Дверь нараспашку – вваливается Весельчук: криво застегнутая шуба из амурского тигра, боа из удава – один конец с локтя свисает, другой вокруг колена обвивается, на лысом черепе – феска, сам отбеленный до розовых глаз, из-под шубы торчат голые ноги в турецких бабушах с загнутыми носами.
– Здравствуй, голубчик Дмитрий Антоныч! Спаси-погибаю!
– Что такое, Федор Сергеич? Снова печень просадили на эмпатиках?[15]
– Ни-ни-ни, – замахал руками Весельчук, сверкая золотыми ногтями. – Что ты, что ты! Ну их нахуй! Я же, блядь, чуть не сдох прошлым разом. Ты же сам меня из комы тащил…
– Помню, помню. Страху наделали всей клинике.
– Ну!
– Безобразник вы, Федор Сергеич. Эмпатики! Вроде ж и не юнец, а все туда же…

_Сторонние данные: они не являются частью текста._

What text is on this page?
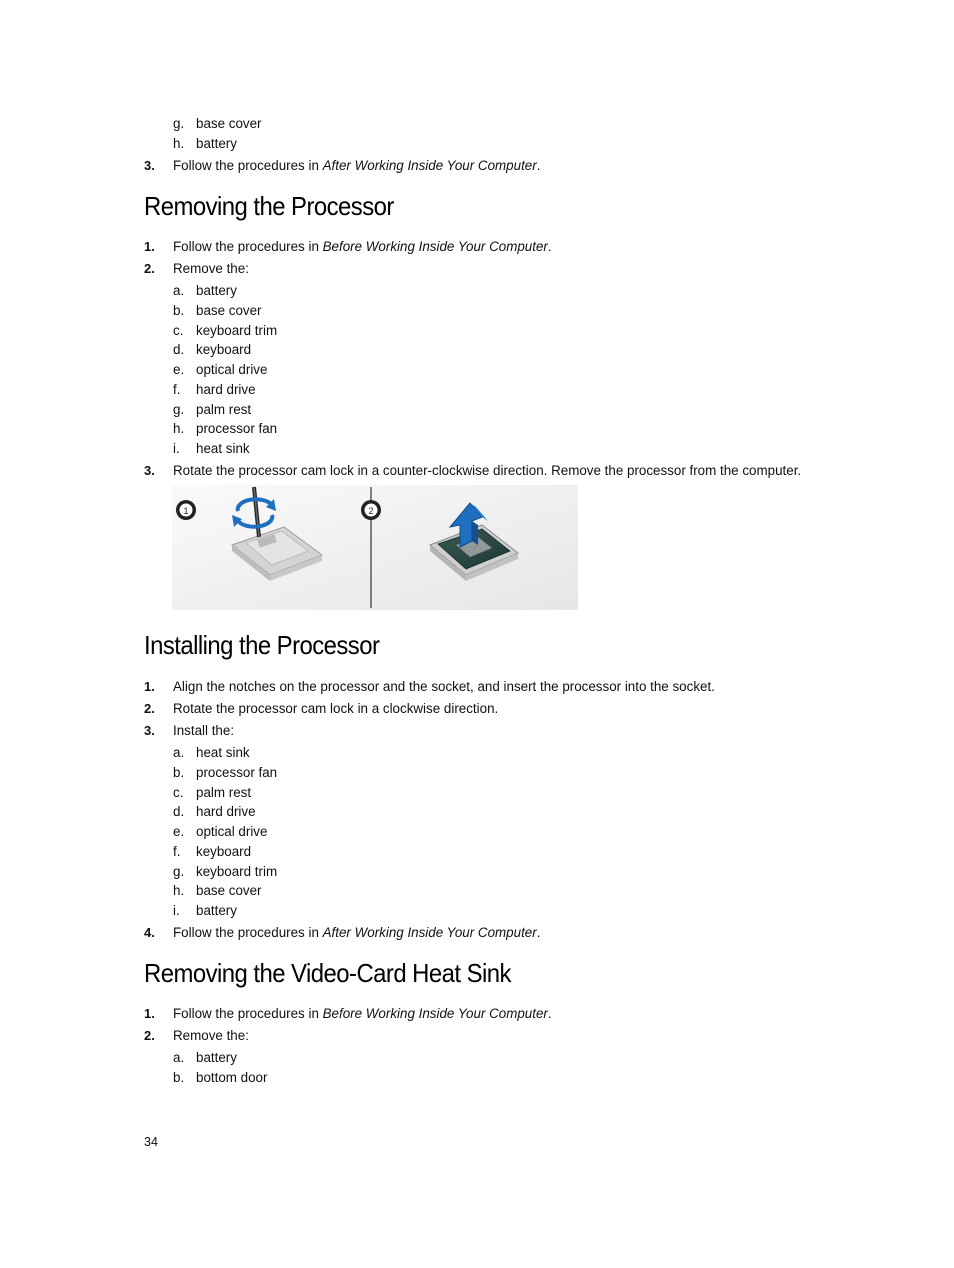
g. base cover
h. battery
3. Follow the procedures in After Working Inside Your Computer.
Removing the Processor
1. Follow the procedures in Before Working Inside Your Computer.
2. Remove the:
a. battery
b. base cover
c. keyboard trim
d. keyboard
e. optical drive
f. hard drive
g. palm rest
h. processor fan
i. heat sink
3. Rotate the processor cam lock in a counter-clockwise direction. Remove the processor from the computer.
1	2
Installing the Processor
1. Align the notches on the processor and the socket, and insert the processor into the socket.
2. Rotate the processor cam lock in a clockwise direction.
3. Install the:
a. heat sink
b. processor fan
c. palm rest
d. hard drive
e. optical drive
f. keyboard
g. keyboard trim
h. base cover
i. battery
4. Follow the procedures in After Working Inside Your Computer.
Removing the Video-Card Heat Sink
1. Follow the procedures in Before Working Inside Your Computer.
2. Remove the:
a. battery
b. bottom door
34
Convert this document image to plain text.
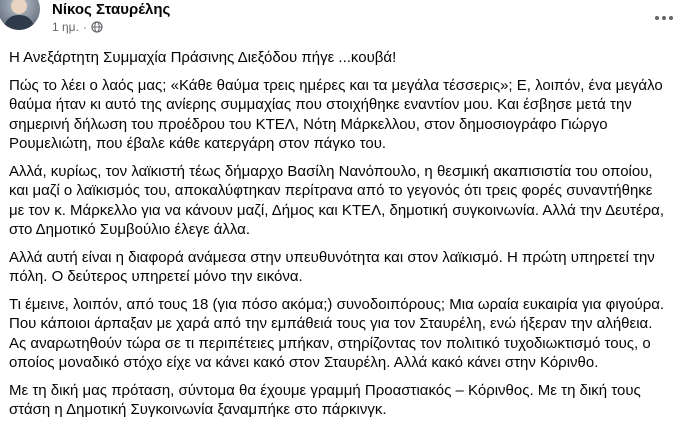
Νίκος Σταυρέλης
1 ημ. ·

Η Ανεξάρτητη Συμμαχία Πράσινης Διεξόδου πήγε ...κουβά!

Πώς το λέει ο λαός μας; «Κάθε θαύμα τρεις ημέρες και τα μεγάλα τέσσερις»; Ε, λοιπόν, ένα μεγάλο
θαύμα ήταν κι αυτό της ανίερης συμμαχίας που στοιχήθηκε εναντίον μου. Και έσβησε μετά την
σημερινή δήλωση του προέδρου του ΚΤΕΛ, Νότη Μάρκελλου, στον δημοσιογράφο Γιώργο
Ρουμελιώτη, που έβαλε κάθε κατεργάρη στον πάγκο του.

Αλλά, κυρίως, τον λαϊκιστή τέως δήμαρχο Βασίλη Νανόπουλο, η θεσμική ακαπισιστία του οποίου,
και μαζί ο λαϊκισμός του, αποκαλύφτηκαν περίτρανα από το γεγονός ότι τρεις φορές συναντήθηκε
με τον κ. Μάρκελλο για να κάνουν μαζί, Δήμος και ΚΤΕΛ, δημοτική συγκοινωνία. Αλλά την Δευτέρα,
στο Δημοτικό Συμβούλιο έλεγε άλλα.

Αλλά αυτή είναι η διαφορά ανάμεσα στην υπευθυνότητα και στον λαϊκισμό. Η πρώτη υπηρετεί την
πόλη. Ο δεύτερος υπηρετεί μόνο την εικόνα.

Τι έμεινε, λοιπόν, από τους 18 (για πόσο ακόμα;) συνοδοιπόρους; Μια ωραία ευκαιρία για φιγούρα.
Που κάποιοι άρπαξαν με χαρά από την εμπάθειά τους για τον Σταυρέλη, ενώ ήξεραν την αλήθεια.
Ας αναρωτηθούν τώρα σε τι περιπέτειες μπήκαν, στηρίζοντας τον πολιτικό τυχοδιωκτισμό τους, ο
οποίος μοναδικό στόχο είχε να κάνει κακό στον Σταυρέλη. Αλλά κακό κάνει στην Κόρινθο.

Με τη δική μας πρόταση, σύντομα θα έχουμε γραμμή Προαστιακός – Κόρινθος. Με τη δική τους
στάση η Δημοτική Συγκοινωνία ξαναμπήκε στο πάρκινγκ.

– Да я клянусь: всё! Завязал! Чист, аки младенец новокрещенный! Все, никакой химии! Ни-ни! Это все прошлый день, чувак! То ли дело – глусты![16] Это чистый кайф! Это возвышенная природа цифры!
– Так, – сказал Леднев. – Вы уж, будьте добры, сядьте… Сядьте, сядьте. И признавайтесь, в какое дерьмо вы опять вляпались.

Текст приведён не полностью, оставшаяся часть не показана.